LOS ANGELES (CBSLA.com) — Hate crimes in Los Angeles County dropped to their lowest levels in 24 years, including notable decreases in crimes targeting Jewish and gay victims, officials said Wednesday.
KNX 1070’s Jon Baird reports the 2013 Hate Crime Report released by the Los Angeles County Commission on Human Relations also showed the number of hate crimes among Latino and African-American gang members rose last year.
Using data compiled from 100 law enforcement agencies, school districts and community-based organizations across LA County, the Hate Crime Report (PDF) showed the overall number of hate crimes decreased 17 percent from 462 to 384.

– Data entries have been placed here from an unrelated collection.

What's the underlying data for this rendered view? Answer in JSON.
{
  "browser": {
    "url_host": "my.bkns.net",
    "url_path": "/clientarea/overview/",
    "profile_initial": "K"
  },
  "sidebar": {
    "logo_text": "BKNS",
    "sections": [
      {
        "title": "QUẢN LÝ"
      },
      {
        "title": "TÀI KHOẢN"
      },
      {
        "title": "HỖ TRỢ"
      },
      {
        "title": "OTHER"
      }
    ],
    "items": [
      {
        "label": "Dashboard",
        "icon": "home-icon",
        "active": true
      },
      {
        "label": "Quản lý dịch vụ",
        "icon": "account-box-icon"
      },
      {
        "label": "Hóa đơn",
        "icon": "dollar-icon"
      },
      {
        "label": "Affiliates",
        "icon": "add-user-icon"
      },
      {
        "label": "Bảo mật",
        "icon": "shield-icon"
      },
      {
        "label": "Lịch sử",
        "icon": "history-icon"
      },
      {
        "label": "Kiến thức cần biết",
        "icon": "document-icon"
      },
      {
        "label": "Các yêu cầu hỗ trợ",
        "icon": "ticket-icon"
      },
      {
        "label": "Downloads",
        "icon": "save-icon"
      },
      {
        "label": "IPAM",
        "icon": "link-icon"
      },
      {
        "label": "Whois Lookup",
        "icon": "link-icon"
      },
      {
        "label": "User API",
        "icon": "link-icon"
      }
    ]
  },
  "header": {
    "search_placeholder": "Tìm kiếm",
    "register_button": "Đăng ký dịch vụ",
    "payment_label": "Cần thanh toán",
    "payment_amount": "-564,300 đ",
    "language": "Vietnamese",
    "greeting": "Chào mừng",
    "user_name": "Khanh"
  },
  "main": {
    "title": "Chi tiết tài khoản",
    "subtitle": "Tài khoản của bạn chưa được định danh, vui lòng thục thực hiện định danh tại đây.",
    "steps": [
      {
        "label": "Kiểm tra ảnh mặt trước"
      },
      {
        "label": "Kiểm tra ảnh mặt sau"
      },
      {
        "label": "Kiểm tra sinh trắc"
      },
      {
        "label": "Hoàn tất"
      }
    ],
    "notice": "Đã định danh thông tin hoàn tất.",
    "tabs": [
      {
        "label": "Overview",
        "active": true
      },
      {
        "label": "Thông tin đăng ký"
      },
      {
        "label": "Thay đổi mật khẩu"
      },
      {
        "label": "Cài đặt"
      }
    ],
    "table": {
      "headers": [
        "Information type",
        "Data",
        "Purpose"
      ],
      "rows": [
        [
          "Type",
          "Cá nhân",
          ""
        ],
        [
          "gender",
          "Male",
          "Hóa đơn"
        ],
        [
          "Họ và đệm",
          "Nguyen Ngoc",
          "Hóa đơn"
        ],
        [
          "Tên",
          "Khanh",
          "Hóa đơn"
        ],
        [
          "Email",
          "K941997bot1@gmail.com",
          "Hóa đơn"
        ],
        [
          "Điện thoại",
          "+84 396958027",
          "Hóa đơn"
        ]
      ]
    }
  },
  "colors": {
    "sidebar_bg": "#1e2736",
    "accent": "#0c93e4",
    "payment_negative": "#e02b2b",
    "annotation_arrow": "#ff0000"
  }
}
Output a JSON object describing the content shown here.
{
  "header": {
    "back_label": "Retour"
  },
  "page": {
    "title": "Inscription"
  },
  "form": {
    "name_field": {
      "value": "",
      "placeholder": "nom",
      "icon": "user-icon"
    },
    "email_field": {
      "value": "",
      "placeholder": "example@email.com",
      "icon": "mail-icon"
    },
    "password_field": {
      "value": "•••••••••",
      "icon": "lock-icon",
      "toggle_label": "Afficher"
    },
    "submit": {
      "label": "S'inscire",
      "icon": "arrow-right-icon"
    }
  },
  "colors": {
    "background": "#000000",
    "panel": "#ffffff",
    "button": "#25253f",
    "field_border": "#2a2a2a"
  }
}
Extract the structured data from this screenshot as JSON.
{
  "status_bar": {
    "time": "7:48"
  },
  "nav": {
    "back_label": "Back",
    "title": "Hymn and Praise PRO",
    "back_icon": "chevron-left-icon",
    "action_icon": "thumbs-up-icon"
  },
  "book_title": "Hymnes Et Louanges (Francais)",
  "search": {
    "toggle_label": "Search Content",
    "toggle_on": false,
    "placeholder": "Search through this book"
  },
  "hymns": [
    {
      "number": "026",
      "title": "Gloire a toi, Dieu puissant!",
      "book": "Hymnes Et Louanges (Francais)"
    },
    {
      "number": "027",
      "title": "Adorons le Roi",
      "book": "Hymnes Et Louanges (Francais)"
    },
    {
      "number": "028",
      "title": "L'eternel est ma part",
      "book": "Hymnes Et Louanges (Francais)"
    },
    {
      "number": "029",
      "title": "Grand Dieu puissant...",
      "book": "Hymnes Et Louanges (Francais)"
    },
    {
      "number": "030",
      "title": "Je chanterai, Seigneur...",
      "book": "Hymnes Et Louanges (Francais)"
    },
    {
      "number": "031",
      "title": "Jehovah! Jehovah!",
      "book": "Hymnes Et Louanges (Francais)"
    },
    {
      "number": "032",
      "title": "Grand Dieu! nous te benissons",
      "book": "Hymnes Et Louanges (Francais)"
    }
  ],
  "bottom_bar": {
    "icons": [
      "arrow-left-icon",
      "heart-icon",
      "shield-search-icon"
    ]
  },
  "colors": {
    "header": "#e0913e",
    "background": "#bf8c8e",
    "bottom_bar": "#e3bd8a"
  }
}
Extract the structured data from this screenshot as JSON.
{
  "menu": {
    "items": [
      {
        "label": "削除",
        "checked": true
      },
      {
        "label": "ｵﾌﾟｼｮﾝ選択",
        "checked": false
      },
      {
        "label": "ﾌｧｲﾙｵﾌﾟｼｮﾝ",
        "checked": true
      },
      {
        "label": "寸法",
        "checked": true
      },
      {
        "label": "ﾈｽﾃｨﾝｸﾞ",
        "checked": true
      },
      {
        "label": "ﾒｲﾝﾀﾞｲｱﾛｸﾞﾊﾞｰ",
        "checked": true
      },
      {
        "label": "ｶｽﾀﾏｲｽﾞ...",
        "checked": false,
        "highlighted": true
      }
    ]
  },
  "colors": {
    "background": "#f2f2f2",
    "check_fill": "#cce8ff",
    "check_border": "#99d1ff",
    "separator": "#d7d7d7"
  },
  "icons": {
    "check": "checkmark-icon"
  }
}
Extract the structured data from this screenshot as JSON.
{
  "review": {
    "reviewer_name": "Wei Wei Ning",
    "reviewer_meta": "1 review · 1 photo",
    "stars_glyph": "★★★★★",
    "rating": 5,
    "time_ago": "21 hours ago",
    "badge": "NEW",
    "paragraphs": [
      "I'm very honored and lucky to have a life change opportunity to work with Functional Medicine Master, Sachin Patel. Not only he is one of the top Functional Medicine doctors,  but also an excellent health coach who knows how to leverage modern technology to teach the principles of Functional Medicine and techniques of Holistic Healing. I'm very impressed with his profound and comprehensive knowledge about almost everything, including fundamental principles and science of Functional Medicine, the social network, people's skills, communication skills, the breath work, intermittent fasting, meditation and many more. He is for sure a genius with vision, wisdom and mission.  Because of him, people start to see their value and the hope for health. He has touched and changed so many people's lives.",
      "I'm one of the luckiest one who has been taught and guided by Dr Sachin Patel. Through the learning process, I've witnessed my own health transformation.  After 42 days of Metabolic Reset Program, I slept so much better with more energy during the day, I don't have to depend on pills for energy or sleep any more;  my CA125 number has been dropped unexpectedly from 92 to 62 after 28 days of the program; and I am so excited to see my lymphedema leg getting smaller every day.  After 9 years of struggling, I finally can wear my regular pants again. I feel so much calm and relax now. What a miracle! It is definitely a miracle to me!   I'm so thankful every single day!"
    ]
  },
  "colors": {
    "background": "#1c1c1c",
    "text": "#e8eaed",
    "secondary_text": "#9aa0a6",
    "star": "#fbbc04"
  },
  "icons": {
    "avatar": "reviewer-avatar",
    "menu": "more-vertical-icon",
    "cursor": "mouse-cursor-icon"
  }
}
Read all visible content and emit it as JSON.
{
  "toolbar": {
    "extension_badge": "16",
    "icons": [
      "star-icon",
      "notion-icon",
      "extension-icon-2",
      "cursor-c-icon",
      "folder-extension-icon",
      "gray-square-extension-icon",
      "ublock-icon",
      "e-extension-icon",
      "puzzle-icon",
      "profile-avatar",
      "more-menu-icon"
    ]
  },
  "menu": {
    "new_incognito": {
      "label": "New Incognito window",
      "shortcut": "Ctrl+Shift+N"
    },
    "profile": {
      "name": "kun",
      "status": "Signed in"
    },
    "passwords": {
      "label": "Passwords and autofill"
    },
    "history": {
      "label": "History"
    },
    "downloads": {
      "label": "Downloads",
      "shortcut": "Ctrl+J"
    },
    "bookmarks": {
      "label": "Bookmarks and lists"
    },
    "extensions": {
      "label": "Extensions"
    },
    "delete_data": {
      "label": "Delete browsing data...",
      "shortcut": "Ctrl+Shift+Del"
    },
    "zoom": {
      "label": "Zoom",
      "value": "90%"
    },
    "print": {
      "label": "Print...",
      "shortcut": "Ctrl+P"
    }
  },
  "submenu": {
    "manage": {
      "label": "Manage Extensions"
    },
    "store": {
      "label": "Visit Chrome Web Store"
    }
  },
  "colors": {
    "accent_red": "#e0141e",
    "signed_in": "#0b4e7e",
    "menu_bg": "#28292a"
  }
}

Similar to recent years, four groups constituted 82 percent of all hate crime victims in 2013: Latinos, African Americans, Jews, and lesbians and gay men, according to the report.
However, commissioners found the last two groups saw dramatic decreases: crimes targeting gay men dropped 41 percent from 119 to 70, and anti-Jewish crimes declined 48 percent from 81 to 42.
While religion-motivated hate crimes also declined 37 percent since last year, the overwhelming majority — 74 percent — were perpetrated against Jews and Jewish institutions, according to the data. Last year, however, saw by far the lowest number of anti-Semitic crimes in at least 10 years, the study said.
Among those groups that saw increases in reported hate crimes: lesbians (from 11 incidents in 2012 to 25 in 2013), transgender persons (13 to 19), Asian/Pacific Islanders (12 to 15), Protestants (4 to 8), and Middle Easterners (4 to 5), according to officials.
In response to the data, Interim Sheriff John Scott said residents should remember that they live in one of the most diverse communities in the U.S.
“We’re in a big melting pot and everybody has a piece of that, so we need to be tolerant and allow people to engage in their religion and other activities,” said Scott.
Hate crimes occurred throughout all regions of Los Angeles County, but the largest number took place in the San Fernando Valley, according to the Commission. When accounting for population, however, the Antelope Valley had the highest rate of hate crimes, followed by the Metro Los Angeles region, which stretches from West Hollywood to Boyle Heights.